Addressing the challenge of scalable long-context reasoning, the paper introduces AM-DeepSeek-R1-Distilled, a 1.4M-entry dataset with reasoning traces built from open-source data and DeepSeek-R1 distillations. It describes a three-stage pipeline—Raw Data Collection, Distilling, and Rejection Sampling—plus semantic deduplication and rigorous ground-truth verification to ensure data quality. Experiments show that SFT on Qwen-2.5-32B (AM-Distill-Qwen-32B) and Qwen-2.5-72B (AM-Distill-Qwen-72B) outperform prior distillations on four benchmarks (AIME2024, MATH-500, GPQA-Diamond, LiveCodeBench). The dataset is released to the research community to foster development of reasoning-oriented LLMs and advance AGI-related capabilities.

Abstract

The AM-DeepSeek-R1-Distilled is a large-scale dataset with thinking traces for general reasoning tasks, composed of high-quality and challenging reasoning problems. These problems are collected from a multitude of open-source datasets, subjected to semantic deduplication and meticulous cleaning to eliminate test set contamination. All responses within the dataset are distilled from reasoning models (predominantly DeepSeek-R1) and have undergone rigorous verification procedures. Mathematical problems are validated by checking against reference answers, code problems are verified using test cases, and other tasks are evaluated with the aid of a reward model. The AM-Distill-Qwen-32B model, which was trained through only simple Supervised Fine-Tuning (SFT) using this batch of data, outperformed the DeepSeek-R1-Distill-Qwen-32B model on four benchmarks: AIME2024, MATH-500, GPQA-Diamond, and LiveCodeBench. Additionally, the AM-Distill-Qwen-72B model surpassed the DeepSeek-R1-Distill-Llama-70B model on all benchmarks as well. We are releasing these 1.4 million problems and their corresponding responses to the research community with the objective of fostering the development of powerful reasoning-oriented Large Language Models (LLMs).
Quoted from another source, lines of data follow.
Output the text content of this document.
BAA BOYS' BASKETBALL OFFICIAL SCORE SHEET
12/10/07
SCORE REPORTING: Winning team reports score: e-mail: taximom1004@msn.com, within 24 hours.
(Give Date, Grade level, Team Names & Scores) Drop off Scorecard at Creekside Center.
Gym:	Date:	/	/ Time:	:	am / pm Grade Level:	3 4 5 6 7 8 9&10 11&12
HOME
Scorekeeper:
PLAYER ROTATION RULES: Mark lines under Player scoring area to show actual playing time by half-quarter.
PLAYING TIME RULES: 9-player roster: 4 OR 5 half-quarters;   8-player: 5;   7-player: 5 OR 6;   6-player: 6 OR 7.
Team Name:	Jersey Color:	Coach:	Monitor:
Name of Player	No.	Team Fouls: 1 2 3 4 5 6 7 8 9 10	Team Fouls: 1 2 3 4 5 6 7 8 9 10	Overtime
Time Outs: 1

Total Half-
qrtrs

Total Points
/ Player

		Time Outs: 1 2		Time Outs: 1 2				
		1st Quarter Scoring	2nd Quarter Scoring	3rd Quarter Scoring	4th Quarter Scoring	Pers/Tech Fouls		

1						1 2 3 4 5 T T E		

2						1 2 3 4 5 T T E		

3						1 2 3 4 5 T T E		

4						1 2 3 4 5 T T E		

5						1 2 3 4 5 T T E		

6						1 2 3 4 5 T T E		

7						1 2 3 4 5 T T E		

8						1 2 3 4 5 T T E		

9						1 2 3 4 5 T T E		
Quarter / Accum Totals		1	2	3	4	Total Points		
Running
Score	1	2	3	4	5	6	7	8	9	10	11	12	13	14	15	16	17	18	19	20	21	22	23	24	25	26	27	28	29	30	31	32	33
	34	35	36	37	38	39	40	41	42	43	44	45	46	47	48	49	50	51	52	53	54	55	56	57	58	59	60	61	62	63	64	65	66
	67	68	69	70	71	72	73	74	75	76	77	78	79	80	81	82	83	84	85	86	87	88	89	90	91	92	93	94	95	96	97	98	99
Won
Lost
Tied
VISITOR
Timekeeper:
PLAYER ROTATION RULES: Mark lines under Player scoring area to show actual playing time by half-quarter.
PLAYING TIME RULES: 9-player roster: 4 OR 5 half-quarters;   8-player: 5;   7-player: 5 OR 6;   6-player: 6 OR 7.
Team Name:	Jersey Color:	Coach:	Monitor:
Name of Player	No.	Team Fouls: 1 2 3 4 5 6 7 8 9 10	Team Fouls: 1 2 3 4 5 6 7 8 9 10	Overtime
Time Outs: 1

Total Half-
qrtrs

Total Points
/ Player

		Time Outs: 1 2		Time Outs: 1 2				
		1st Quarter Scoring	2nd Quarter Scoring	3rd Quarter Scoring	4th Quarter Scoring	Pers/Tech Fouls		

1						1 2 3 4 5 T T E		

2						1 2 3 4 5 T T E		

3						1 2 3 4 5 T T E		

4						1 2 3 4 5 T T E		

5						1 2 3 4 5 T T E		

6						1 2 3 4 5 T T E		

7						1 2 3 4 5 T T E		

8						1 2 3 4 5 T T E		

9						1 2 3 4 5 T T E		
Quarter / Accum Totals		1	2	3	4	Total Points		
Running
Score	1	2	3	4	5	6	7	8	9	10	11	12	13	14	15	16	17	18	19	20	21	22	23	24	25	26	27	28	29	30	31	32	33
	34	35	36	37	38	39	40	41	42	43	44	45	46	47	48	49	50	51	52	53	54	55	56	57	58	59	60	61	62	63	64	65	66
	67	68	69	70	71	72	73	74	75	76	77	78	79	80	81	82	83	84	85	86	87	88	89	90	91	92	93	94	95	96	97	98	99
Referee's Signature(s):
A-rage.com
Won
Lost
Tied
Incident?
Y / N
The dataset was published in \href{https://huggingface.co/datasets/a-m-team/AM-DeepSeek-R1-Distilled-1.4M}{https://huggingface.co/datasets/a-m-team/AM-DeepSeek-R1-Distilled-1.4M}.

Paper Structure

This paper contains 28 sections, 5 figures, 5 tables.

Figures (5)

  • Figure 2: Construction process of data pipeline.
  • Figure 3: Token length distribution of data entries in the dataset. Most data entries contain fewer than 4096 tokens, with the highest concentration around approximately 2048 tokens. The distribution gradually decreases as the token count increases, indicating fewer samples with longer contexts.
  • Figure 4: Distribution of reference answers and test cases in the dataset. Among the entries, 38.9% have reference answers, 21.9% include test cases, and 39.2% have neither reference answers nor test cases.
  • Figure 5: Distribution of data entries across different task categories. The dataset primarily consists of Math (29.3%), Coding (24.3%), and Information Seeking (22.2%) tasks, followed by Reasoning (10.4%), Planning (2.3%), Creative Writing (2.2%), and other combined categories (9.3%).
  • Figure 6: Difficulty distribution of the data entries. Most of the dataset entries are classified as Medium (51.8%) or Hard (25.7%). A smaller proportion falls into the Easy (11.2%), Very Hard (6.5%), and Very Easy (4.7%) categories.